Simelane wrote to Breytenbach: “Firstly there is no police docket or investigation under way. Secondly, and by your own admission, there is still an assessment to be made on the evidentiary value of the information currently available. How, therefore, you can start speculating and making suggestions regarding any person is beyond belief, unless of course it is a manifestation of a mindset with predetermined outcomes.”

Simelane gave Breytenbach and her team a day to withdraw from the case and dedicate their time to cases “where there are dockets to investigate or prosecute”.

According to Simelane, the Special Investigating Unit (SIU) had failed to provide an affidavit as the state organ that was also investigating Bosasa affairs and had produced a report he viewed as compromised.

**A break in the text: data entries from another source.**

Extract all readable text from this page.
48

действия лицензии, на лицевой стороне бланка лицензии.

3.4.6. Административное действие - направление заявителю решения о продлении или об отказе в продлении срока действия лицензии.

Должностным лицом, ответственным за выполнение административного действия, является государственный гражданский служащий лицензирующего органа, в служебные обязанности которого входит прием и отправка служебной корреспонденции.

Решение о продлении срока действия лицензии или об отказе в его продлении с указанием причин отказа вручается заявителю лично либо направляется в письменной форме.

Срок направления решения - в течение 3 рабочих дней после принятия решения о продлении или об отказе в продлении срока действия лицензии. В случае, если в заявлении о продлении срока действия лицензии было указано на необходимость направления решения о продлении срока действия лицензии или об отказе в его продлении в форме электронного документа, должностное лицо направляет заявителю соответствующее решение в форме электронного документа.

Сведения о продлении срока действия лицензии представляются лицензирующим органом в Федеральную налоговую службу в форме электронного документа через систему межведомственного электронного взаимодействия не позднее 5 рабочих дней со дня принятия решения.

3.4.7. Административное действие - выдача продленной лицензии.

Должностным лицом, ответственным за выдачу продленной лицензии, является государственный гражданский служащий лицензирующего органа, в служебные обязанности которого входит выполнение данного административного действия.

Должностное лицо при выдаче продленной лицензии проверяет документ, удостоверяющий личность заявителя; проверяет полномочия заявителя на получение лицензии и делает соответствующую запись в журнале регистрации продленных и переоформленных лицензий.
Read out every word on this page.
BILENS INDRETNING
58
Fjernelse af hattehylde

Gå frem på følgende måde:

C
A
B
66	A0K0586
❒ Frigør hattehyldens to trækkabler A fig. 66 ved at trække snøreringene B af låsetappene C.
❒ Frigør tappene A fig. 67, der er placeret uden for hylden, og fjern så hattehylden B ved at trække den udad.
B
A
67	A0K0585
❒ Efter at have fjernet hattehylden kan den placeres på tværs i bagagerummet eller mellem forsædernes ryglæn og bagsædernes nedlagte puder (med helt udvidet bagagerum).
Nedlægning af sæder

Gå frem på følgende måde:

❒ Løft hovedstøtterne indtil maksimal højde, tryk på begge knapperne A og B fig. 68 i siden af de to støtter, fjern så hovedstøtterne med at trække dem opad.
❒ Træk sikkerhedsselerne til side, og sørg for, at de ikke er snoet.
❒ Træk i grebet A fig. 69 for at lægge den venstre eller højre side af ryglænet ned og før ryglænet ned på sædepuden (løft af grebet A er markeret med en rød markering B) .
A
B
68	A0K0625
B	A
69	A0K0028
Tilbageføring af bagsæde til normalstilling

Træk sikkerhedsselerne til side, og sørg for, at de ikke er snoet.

His belief was, however, found offside by the SIU lead investigator in the Bosasa matter, Clint Oellermann.

“Oellermann testified he did not believe advocate Simelane to be correct and clarified that the SIU cannot open a case on matters it is investigating,” noted Zondo.

Simelane raised his views on the Bosasa matter in a meeting attended by then-ministers Jeff Radebe and Nosiviwe Mapisa-Nqakula.

In the minutes of the meeting, which took place on March 9 2010, Simelane said the SIU report on Bosasa “was contaminated” and “cannot hold any water in any court”.

He also charged that the SIU investigation had breached the principle of administration of justice without fear, favour and/or prejudice and that there was a “political vendetta identified”.

In his view, there was also manipulation in the investigation after the SIU report was discussed publicly before being handed to the relevant executive authority.

What also concerned him was that police and SIU investigators who worked on the case, as well as Breytenbach and her NPA team of prosecutors, were all white.

“Mr [Angelo] Agrizzi [former Bosasa COO] testified that prior to Bosasa receiving the assistance of advocate Simelane in helping them shut down the investigation, it was very tense in early 2010 because they had wanted to close down the investigation and because there were contracts to be renewed,” reads Zondo’s report.